Solche Vorfälle scheinen sich seit der WM im Sommer zu häufen. Deshalb legt Huber jetzt los. Schon in der kommenden Woche wird er an alle Bundesligavereine, die farbige Spieler in ihrem Kader haben, schreiben und seine Beratung anbieten. ,,Ich bin nicht zögerlich, stehe dann bereit für Anfragen'', sagt er.

Die Beratung könnte so aussehen, dass Huber maximal alle zwei Wochen einen Spieler für ein Gespräch aufsucht. Allerdings wolle er permanent am Telefon zur Verfügung stehen. Durch seine Bekanntheit und Herkunft hofft er, schnell eine Vertrauensbasis herstellen zu können. Nur wenn die Spieler von ihren Problemen erzählten, könne man ihnen helfen.

Vom Erfolg überzeugt

Hubers Ziel ist es, dass Spieler mit Anfeindungen souverän umgehen, im besten Fall nicht mehr darauf reagieren. ,,Was mache ich, wenn mir jemand eine Banane hinwirft?
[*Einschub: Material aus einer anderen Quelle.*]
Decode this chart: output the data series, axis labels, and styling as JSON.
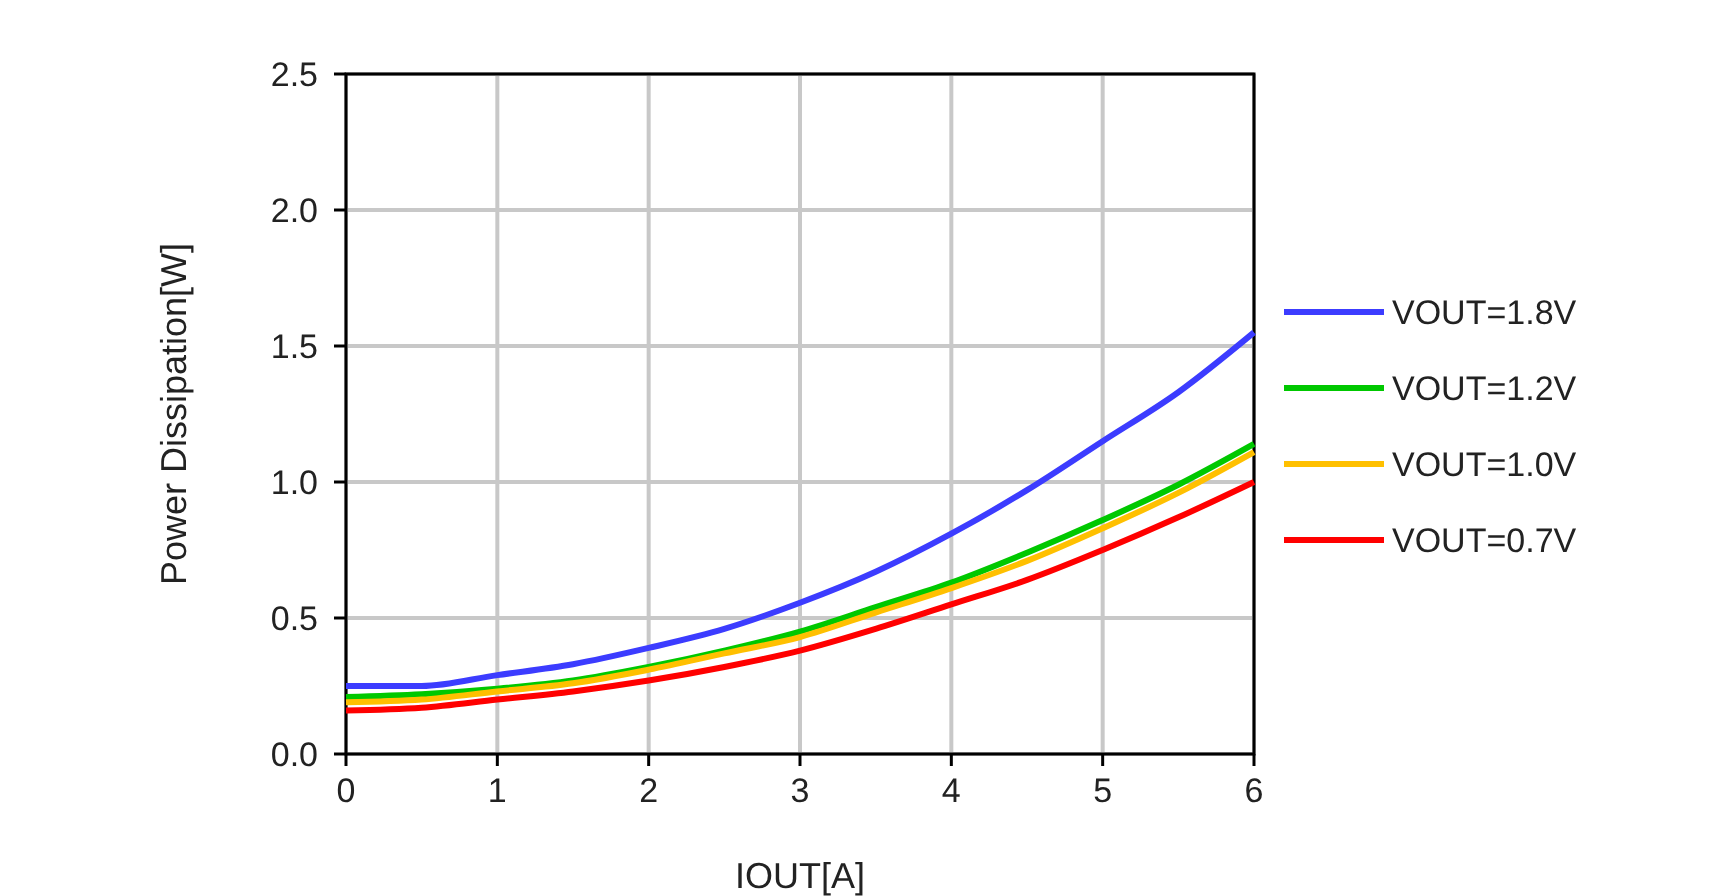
{
  "chart_data": {
    "type": "line",
    "xlabel": "IOUT[A]",
    "ylabel": "Power Dissipation[W]",
    "x": [
      0,
      0.5,
      1,
      1.5,
      2,
      2.5,
      3,
      3.5,
      4,
      4.5,
      5,
      5.5,
      6
    ],
    "series": [
      {
        "name": "VOUT=1.8V",
        "color": "#3c3cff",
        "values": [
          0.25,
          0.25,
          0.29,
          0.33,
          0.39,
          0.46,
          0.556,
          0.67,
          0.81,
          0.97,
          1.15,
          1.33,
          1.55
        ]
      },
      {
        "name": "VOUT=1.2V",
        "color": "#00c800",
        "values": [
          0.21,
          0.22,
          0.24,
          0.27,
          0.32,
          0.38,
          0.45,
          0.54,
          0.63,
          0.74,
          0.86,
          0.99,
          1.14
        ]
      },
      {
        "name": "VOUT=1.0V",
        "color": "#ffc000",
        "values": [
          0.19,
          0.2,
          0.23,
          0.26,
          0.31,
          0.37,
          0.43,
          0.52,
          0.61,
          0.71,
          0.83,
          0.96,
          1.11
        ]
      },
      {
        "name": "VOUT=0.7V",
        "color": "#ff0000",
        "values": [
          0.16,
          0.17,
          0.2,
          0.23,
          0.27,
          0.32,
          0.38,
          0.46,
          0.55,
          0.64,
          0.75,
          0.87,
          1.0
        ]
      }
    ],
    "xlim": [
      0,
      6
    ],
    "xticks": [
      0,
      1,
      2,
      3,
      4,
      5,
      6
    ],
    "ylim": [
      0,
      2.5
    ],
    "yticks": [
      {
        "value": 0,
        "label": "0.0"
      },
      {
        "value": 0.5,
        "label": "0.5"
      },
      {
        "value": 1,
        "label": "1.0"
      },
      {
        "value": 1.5,
        "label": "1.5"
      },
      {
        "value": 2,
        "label": "2.0"
      },
      {
        "value": 2.5,
        "label": "2.5"
      }
    ],
    "grid": true,
    "legend": "right",
    "line_style": "solid",
    "marker": "none"
  }
}
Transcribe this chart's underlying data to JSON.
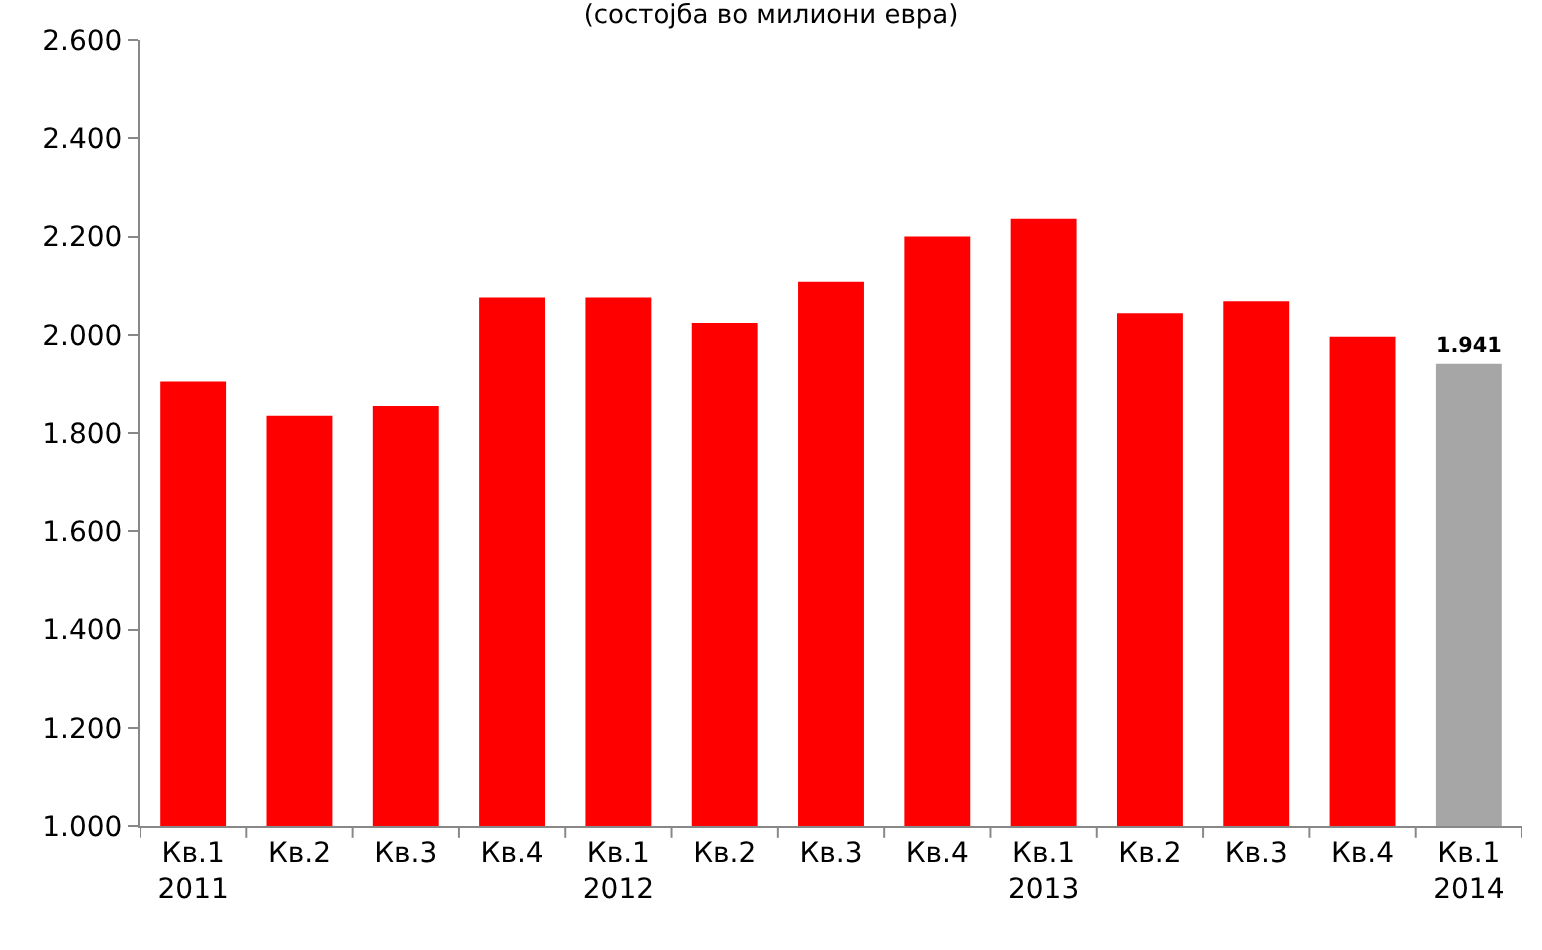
{
  "chart_data": {
    "type": "bar",
    "title": "(состојба во милиони евра)",
    "categories": [
      "Кв.1\n2011",
      "Кв.2",
      "Кв.3",
      "Кв.4",
      "Кв.1\n2012",
      "Кв.2",
      "Кв.3",
      "Кв.4",
      "Кв.1\n2013",
      "Кв.2",
      "Кв.3",
      "Кв.4",
      "Кв.1\n2014"
    ],
    "values": [
      1905,
      1835,
      1855,
      2076,
      2076,
      2024,
      2108,
      2200,
      2236,
      2044,
      2068,
      1996,
      1941
    ],
    "colors": [
      "#ff0000",
      "#ff0000",
      "#ff0000",
      "#ff0000",
      "#ff0000",
      "#ff0000",
      "#ff0000",
      "#ff0000",
      "#ff0000",
      "#ff0000",
      "#ff0000",
      "#ff0000",
      "#a6a6a6"
    ],
    "value_labels": [
      null,
      null,
      null,
      null,
      null,
      null,
      null,
      null,
      null,
      null,
      null,
      null,
      "1.941"
    ],
    "ylim": [
      1000,
      2600
    ],
    "yticks": [
      {
        "value": 1000,
        "label": "1.000"
      },
      {
        "value": 1200,
        "label": "1.200"
      },
      {
        "value": 1400,
        "label": "1.400"
      },
      {
        "value": 1600,
        "label": "1.600"
      },
      {
        "value": 1800,
        "label": "1.800"
      },
      {
        "value": 2000,
        "label": "2.000"
      },
      {
        "value": 2200,
        "label": "2.200"
      },
      {
        "value": 2400,
        "label": "2.400"
      },
      {
        "value": 2600,
        "label": "2.600"
      }
    ],
    "legend": false
  }
}
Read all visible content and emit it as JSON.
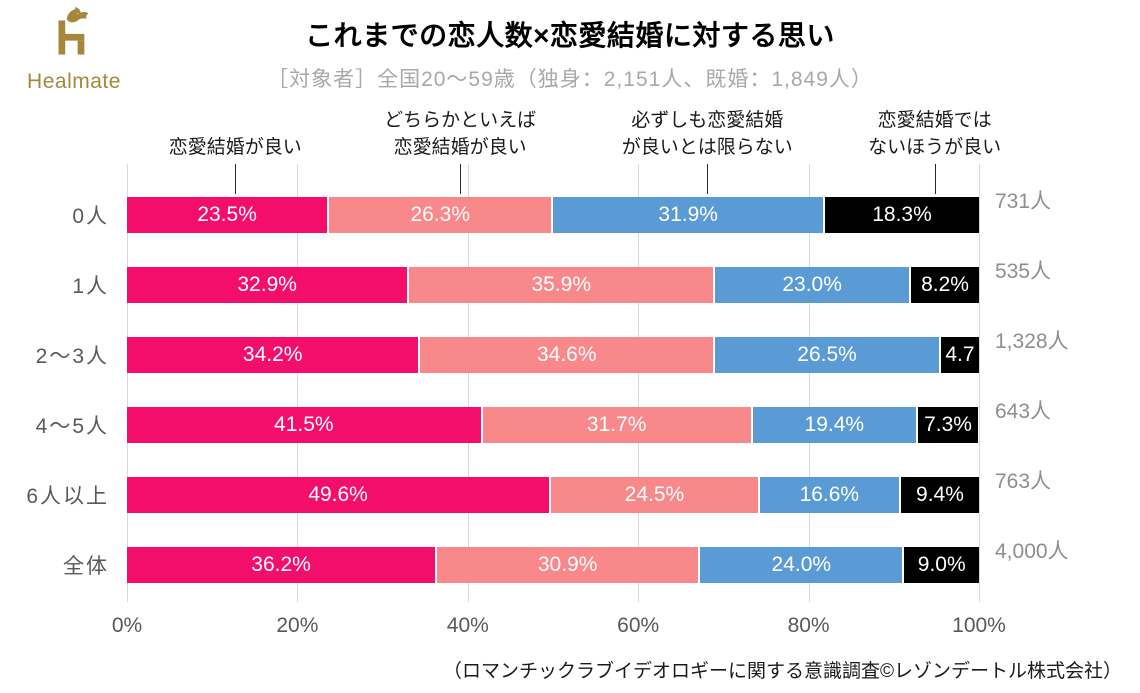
{
  "brand": {
    "logo_text": "Healmate",
    "logo_color": "#A6873B"
  },
  "header": {
    "title": "これまでの恋人数×恋愛結婚に対する思い",
    "subtitle": "［対象者］全国20～59歳（独身：2,151人、既婚：1,849人）"
  },
  "footer": {
    "source": "（ロマンチックラブイデオロギーに関する意識調査©レゾンデートル株式会社）"
  },
  "chart_data": {
    "type": "bar",
    "orientation": "horizontal",
    "stacked": true,
    "unit": "%",
    "xlim": [
      0,
      100
    ],
    "grid": true,
    "x_ticks": [
      "0%",
      "20%",
      "40%",
      "60%",
      "80%",
      "100%"
    ],
    "categories": [
      "0人",
      "1人",
      "2～3人",
      "4～5人",
      "6人以上",
      "全体"
    ],
    "counts": [
      "731人",
      "535人",
      "1,328人",
      "643人",
      "763人",
      "4,000人"
    ],
    "series": [
      {
        "name": "恋愛結婚が良い",
        "color": "#F40E6C",
        "values": [
          23.5,
          32.9,
          34.2,
          41.5,
          49.6,
          36.2
        ]
      },
      {
        "name": "どちらかといえば恋愛結婚が良い",
        "color": "#F9888A",
        "values": [
          26.3,
          35.9,
          34.6,
          31.7,
          24.5,
          30.9
        ]
      },
      {
        "name": "必ずしも恋愛結婚が良いとは限らない",
        "color": "#5B9BD5",
        "values": [
          31.9,
          23.0,
          26.5,
          19.4,
          16.6,
          24.0
        ]
      },
      {
        "name": "恋愛結婚ではないほうが良い",
        "color": "#000000",
        "values": [
          18.3,
          8.2,
          4.7,
          7.3,
          9.4,
          9.0
        ]
      }
    ],
    "labels": [
      [
        "23.5%",
        "26.3%",
        "31.9%",
        "18.3%"
      ],
      [
        "32.9%",
        "35.9%",
        "23.0%",
        "8.2%"
      ],
      [
        "34.2%",
        "34.6%",
        "26.5%",
        "4.7"
      ],
      [
        "41.5%",
        "31.7%",
        "19.4%",
        "7.3%"
      ],
      [
        "49.6%",
        "24.5%",
        "16.6%",
        "9.4%"
      ],
      [
        "36.2%",
        "30.9%",
        "24.0%",
        "9.0%"
      ]
    ],
    "legend": {
      "position": "top",
      "labels": [
        {
          "lines": [
            "恋愛結婚が良い"
          ],
          "x_percent": 12.7
        },
        {
          "lines": [
            "どちらかといえば",
            "恋愛結婚が良い"
          ],
          "x_percent": 39.1
        },
        {
          "lines": [
            "必ずしも恋愛結婚",
            "が良いとは限らない"
          ],
          "x_percent": 68.1
        },
        {
          "lines": [
            "恋愛結婚では",
            "ないほうが良い"
          ],
          "x_percent": 94.8
        }
      ]
    }
  }
}
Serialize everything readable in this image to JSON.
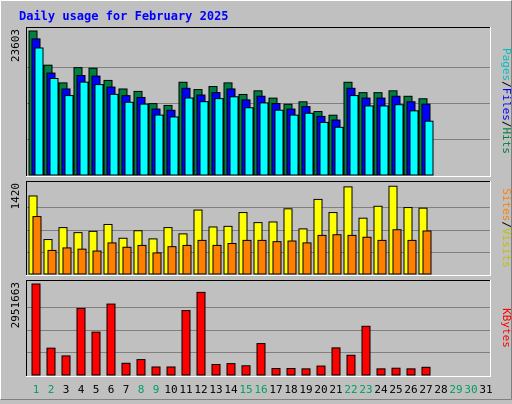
{
  "chart_data": {
    "type": "bar",
    "title": "Daily usage for February 2025",
    "days": [
      "1",
      "2",
      "3",
      "4",
      "5",
      "6",
      "7",
      "8",
      "9",
      "10",
      "11",
      "12",
      "13",
      "14",
      "15",
      "16",
      "17",
      "18",
      "19",
      "20",
      "21",
      "22",
      "23",
      "24",
      "25",
      "26",
      "27",
      "28",
      "29",
      "30",
      "31"
    ],
    "weekend_days": [
      "1",
      "2",
      "8",
      "9",
      "15",
      "16",
      "22",
      "23",
      "29",
      "30"
    ],
    "panels": [
      {
        "id": "hits-files-pages",
        "max_label": "23603",
        "ymax": 23603,
        "axis_labels": [
          "Pages",
          "/",
          "Files",
          "/",
          "Hits"
        ],
        "series": [
          {
            "name": "Hits",
            "color": "#008040",
            "values": [
              23603,
              18000,
              15100,
              17600,
              17500,
              15500,
              14100,
              13700,
              11700,
              11400,
              15200,
              14000,
              14500,
              15100,
              13200,
              13800,
              12600,
              11600,
              12000,
              10400,
              9800,
              15200,
              13500,
              13500,
              13800,
              12900,
              12500,
              0,
              0,
              0,
              0
            ]
          },
          {
            "name": "Files",
            "color": "#0000ff",
            "values": [
              22800,
              17200,
              14600,
              16800,
              16700,
              14900,
              13500,
              13200,
              11300,
              11100,
              14700,
              13600,
              14000,
              14600,
              12800,
              13400,
              12200,
              11300,
              11700,
              10100,
              9500,
              14700,
              13100,
              13100,
              13400,
              12500,
              12100,
              0,
              0,
              0,
              0
            ]
          },
          {
            "name": "Pages",
            "color": "#00ffff",
            "values": [
              21800,
              16800,
              14000,
              16200,
              15800,
              14200,
              12900,
              12600,
              10800,
              10500,
              13600,
              13000,
              13500,
              13800,
              12000,
              12800,
              11600,
              10800,
              11100,
              9600,
              8800,
              14000,
              12300,
              12300,
              12500,
              11500,
              9800,
              0,
              0,
              0,
              0
            ]
          }
        ]
      },
      {
        "id": "visits-sites",
        "max_label": "1420",
        "ymax": 1420,
        "axis_labels": [
          "Sites",
          "/",
          "Visits"
        ],
        "series": [
          {
            "name": "Visits",
            "color": "#ffff00",
            "values": [
              1245,
              550,
              740,
              660,
              680,
              790,
              570,
              690,
              560,
              740,
              640,
              1020,
              750,
              760,
              980,
              820,
              830,
              1040,
              720,
              1190,
              980,
              1390,
              890,
              1080,
              1400,
              1060,
              1050,
              0,
              0,
              0,
              0
            ]
          },
          {
            "name": "Sites",
            "color": "#ff8000",
            "values": [
              980,
              440,
              480,
              460,
              430,
              560,
              490,
              520,
              400,
              500,
              520,
              600,
              520,
              550,
              600,
              600,
              580,
              590,
              560,
              680,
              690,
              680,
              650,
              600,
              770,
              600,
              750,
              0,
              0,
              0,
              0
            ]
          }
        ]
      },
      {
        "id": "kbytes",
        "max_label": "2951663",
        "ymax": 2951663,
        "axis_labels": [
          "KBytes"
        ],
        "series": [
          {
            "name": "KBytes",
            "color": "#ff0000",
            "values": [
              2951663,
              870000,
              620000,
              2160000,
              1390000,
              2300000,
              380000,
              500000,
              260000,
              260000,
              2090000,
              2680000,
              340000,
              370000,
              300000,
              1020000,
              210000,
              210000,
              200000,
              290000,
              880000,
              640000,
              1580000,
              200000,
              220000,
              200000,
              250000,
              0,
              0,
              0,
              0
            ]
          }
        ]
      }
    ]
  }
}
Ich hebe sie auf und esse sie.'' Ließen sich Spieler nicht mehr provozieren, liefe die Aggression ins Leere und werde irgendwann aufhören, ist seine Theorie.

Er spricht ruhig und langsam. Ab und zu wirft er einen kurzen Blick in seine Aufzeichnungen. Er klingt von seiner Idee überzeugt. ,,Alles, was ich bisher in die Hand genommen habe, war erfolgreich'', sagt er, und fügt dann lachend hinzu: ,,Nur der Abstecher in die Gastronomie hat nicht funktioniert.'' Zunächst will er die Agentur allein stemmen, hofft aber, dass er bald Hilfe braucht. Sein Projekt werde sich herumsprechen und ihm so auch Mitarbeiter bescheren.

Der Deutsche Fußballbund hat auch wegen der ständigen Diskriminierung farbiger Spieler eine Task Force eingerichtet. Vereinen, deren Fans mit rassistischen Parolen auffallen, drohen Geldstrafen, Spiele vor leeren Rängen, Punktabzüge. Huber will bei den Spielern ansetzen: ,,Jeder, dem ich das erzähle, ist dabei.'' Vielleicht auch bald Ogungbure.